Singapore NODX poised to jump 10% in February
Due to low base effect.
According to DBS, stand by for an upside surprise in February non-oil domestic export (NODX) figure due on Monday morning. Market has penciled in a rise of 6.6% but DBS reckons a strong 10% YoY surge may be on the cards.
Here's more:
A low base coupled with the need to deliver fresh orders to plants in China after the Chinese New Year lull are the key factors that will prompt the upside surprise.
Moreover, this has been reinforced by the still healthy showing in the manufacturing PMI. Overall manufacturing PMI inched up a tad to 50.9, up from 50.5 in the previous month, on account of the continued rise in the production index.
However, the build-up in the inventory and stocks of finished goods indexes hint of moderation ahead. And this is also evident from the easing in the new orders index. This is also reflected by the recent dips in the manufacturing PMIs of key markets such as the US, Eurozone and China.
In addition, the upswing in the electronics cluster is coming to an end. It’s PMI has eased by 0.8pt to 51.2 in the month. New orders, production and inventory sub-indexes have all moderated, suggesting an adjustment in production out-put level in the making. Manufacturers are attempting to unwind on their production level after having ramped up output over the last 6-9 month.

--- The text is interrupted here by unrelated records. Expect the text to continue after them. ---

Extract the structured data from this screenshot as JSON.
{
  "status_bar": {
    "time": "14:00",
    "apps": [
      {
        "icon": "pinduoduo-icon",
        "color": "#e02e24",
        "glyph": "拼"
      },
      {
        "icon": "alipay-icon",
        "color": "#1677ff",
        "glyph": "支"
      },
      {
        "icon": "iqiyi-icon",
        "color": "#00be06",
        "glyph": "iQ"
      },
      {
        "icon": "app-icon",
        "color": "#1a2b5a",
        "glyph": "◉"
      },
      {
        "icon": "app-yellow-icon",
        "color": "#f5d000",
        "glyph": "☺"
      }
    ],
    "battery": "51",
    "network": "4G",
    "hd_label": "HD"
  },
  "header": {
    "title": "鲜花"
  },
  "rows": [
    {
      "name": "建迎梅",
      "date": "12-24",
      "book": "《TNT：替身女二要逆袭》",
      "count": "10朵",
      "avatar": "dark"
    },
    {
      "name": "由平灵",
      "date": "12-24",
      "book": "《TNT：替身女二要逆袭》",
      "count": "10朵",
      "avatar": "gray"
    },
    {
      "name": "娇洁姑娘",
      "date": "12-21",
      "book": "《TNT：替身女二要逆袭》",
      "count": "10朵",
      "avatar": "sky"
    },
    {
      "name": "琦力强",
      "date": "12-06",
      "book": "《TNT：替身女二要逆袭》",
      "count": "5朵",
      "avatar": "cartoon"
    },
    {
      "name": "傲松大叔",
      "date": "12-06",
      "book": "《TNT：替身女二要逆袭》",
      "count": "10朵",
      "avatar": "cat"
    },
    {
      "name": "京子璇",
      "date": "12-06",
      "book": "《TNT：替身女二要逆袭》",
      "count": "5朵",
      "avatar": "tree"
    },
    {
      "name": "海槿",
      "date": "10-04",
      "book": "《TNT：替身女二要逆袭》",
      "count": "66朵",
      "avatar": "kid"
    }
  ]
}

Indeed, the SEMI book-to-bill ratio has moderated while the global semiconductor sales growth has tapered. Essentially, the global electronics cycle may have peaked and the impetus going forward may become weaker.
In short, while we do not believe the manufacturing sector will dip into contraction, some degree of downward adjustment in production growth can be expected in the coming months.